While the number of technology tools available to the PR profession is growing exponentially, few are viewed as very important to communication work currently being done. PR executives cite media monitoring services (44 percent), which have been around for years, as the most important tech tool for their current work. When asked to predict what will be most valuable for future work, social listening (54 percent), website analytics (54 percent) and social media management (51 percent) rise to the top. Even though only 18 percent of all PR executives believe artificial intelligence will be a very important technology for them in the future, they predict 35 percent of financial reporting and 3 percent of sports coverage will be written by robots in five years.

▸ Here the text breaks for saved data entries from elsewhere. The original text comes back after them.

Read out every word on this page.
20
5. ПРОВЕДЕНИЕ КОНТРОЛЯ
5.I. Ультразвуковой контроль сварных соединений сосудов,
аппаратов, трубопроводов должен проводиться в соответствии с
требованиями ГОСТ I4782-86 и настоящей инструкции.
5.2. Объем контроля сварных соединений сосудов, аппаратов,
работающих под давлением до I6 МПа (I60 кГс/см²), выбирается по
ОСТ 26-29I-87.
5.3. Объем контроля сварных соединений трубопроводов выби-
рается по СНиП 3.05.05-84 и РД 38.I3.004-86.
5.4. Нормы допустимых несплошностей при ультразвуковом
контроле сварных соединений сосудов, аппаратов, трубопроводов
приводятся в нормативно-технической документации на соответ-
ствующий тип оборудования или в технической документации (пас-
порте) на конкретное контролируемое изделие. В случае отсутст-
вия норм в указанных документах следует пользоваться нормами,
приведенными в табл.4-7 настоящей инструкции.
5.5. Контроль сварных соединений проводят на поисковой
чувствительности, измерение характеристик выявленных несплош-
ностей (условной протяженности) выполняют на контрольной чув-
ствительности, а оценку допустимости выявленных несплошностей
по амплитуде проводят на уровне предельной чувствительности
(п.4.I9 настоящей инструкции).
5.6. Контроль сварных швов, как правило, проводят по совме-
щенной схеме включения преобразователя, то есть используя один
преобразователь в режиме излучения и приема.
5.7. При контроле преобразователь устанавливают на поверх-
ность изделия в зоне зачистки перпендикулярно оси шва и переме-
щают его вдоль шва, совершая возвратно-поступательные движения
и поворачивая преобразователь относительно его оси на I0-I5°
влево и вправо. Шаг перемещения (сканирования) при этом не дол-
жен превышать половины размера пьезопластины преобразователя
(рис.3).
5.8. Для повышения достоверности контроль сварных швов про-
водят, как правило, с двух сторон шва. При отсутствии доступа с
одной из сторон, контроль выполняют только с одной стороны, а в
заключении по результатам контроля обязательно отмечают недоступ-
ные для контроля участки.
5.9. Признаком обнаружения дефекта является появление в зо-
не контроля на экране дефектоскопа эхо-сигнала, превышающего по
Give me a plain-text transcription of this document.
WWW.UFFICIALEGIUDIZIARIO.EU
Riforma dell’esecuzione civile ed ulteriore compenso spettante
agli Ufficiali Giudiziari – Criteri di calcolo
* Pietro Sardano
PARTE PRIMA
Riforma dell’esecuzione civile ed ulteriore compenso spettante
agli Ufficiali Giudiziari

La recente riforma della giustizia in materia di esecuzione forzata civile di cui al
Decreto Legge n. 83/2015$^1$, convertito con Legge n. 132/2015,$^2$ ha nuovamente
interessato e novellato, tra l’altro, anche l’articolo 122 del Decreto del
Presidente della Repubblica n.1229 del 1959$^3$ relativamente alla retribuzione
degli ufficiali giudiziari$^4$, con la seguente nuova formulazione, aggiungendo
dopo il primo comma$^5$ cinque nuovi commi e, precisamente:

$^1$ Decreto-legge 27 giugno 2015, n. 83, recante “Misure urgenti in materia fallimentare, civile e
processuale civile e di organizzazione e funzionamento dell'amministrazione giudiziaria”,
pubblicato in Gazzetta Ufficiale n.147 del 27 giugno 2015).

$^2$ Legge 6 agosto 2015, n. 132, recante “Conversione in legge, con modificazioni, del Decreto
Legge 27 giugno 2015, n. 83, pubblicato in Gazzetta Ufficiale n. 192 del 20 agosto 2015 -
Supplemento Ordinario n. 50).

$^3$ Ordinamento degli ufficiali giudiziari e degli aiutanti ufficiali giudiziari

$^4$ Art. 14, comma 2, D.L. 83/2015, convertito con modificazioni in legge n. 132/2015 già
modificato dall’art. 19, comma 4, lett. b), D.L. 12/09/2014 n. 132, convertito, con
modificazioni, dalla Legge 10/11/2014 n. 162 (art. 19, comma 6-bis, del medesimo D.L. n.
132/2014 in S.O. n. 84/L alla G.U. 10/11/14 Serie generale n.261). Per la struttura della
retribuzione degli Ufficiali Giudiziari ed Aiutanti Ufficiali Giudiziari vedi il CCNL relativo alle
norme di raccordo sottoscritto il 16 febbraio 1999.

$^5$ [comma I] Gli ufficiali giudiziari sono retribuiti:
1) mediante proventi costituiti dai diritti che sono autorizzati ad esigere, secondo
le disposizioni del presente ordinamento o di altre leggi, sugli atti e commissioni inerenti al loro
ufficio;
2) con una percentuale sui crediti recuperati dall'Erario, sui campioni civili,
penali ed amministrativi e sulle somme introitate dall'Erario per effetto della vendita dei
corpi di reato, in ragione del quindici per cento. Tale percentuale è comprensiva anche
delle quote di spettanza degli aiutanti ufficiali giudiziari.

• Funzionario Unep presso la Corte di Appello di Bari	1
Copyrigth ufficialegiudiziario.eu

Technology advancements in the communication industry also raise the question of whether machines or humans will be more important in the future. The survey participants gave a mixed response. While nearly half (47 percent) of PR professionals answered, “Human capital will be more important in the next five years,” another 30 percent expect they will have equal importance. Students predict the machines will rise: 46 percent say that, in the future, technology will be more important than humans in the communication industry, while only 32 percent say the opposite.
“As public relations professionals, our job is to build relationships between companies, brands and people,” Cook said. “Our industry brings unparalleled insight into the elements of human connection. We know how to listen and to tell stories. Technology will enhance these skills, but it will never replace them.”
The Global Communications Report is produced annually by the USC Annenberg Center for Public Relations, in conjunction this year with Union Pacific, Worldcom Public Relations Group, Davis & Gilbert LLP, Arthur W. Page Society, Global Alliance for Public Relations and Communications Management, IABC, International Association for Measurement and Evaluation of Communication, International Communications Consultancy Organization, Institute for Public Relations, MCC Consulting, PRCA, PR Council, PRSA and PRSSA. The survey of PR professionals, educators and students is designed to provide insight into the evolution of the global communications industry.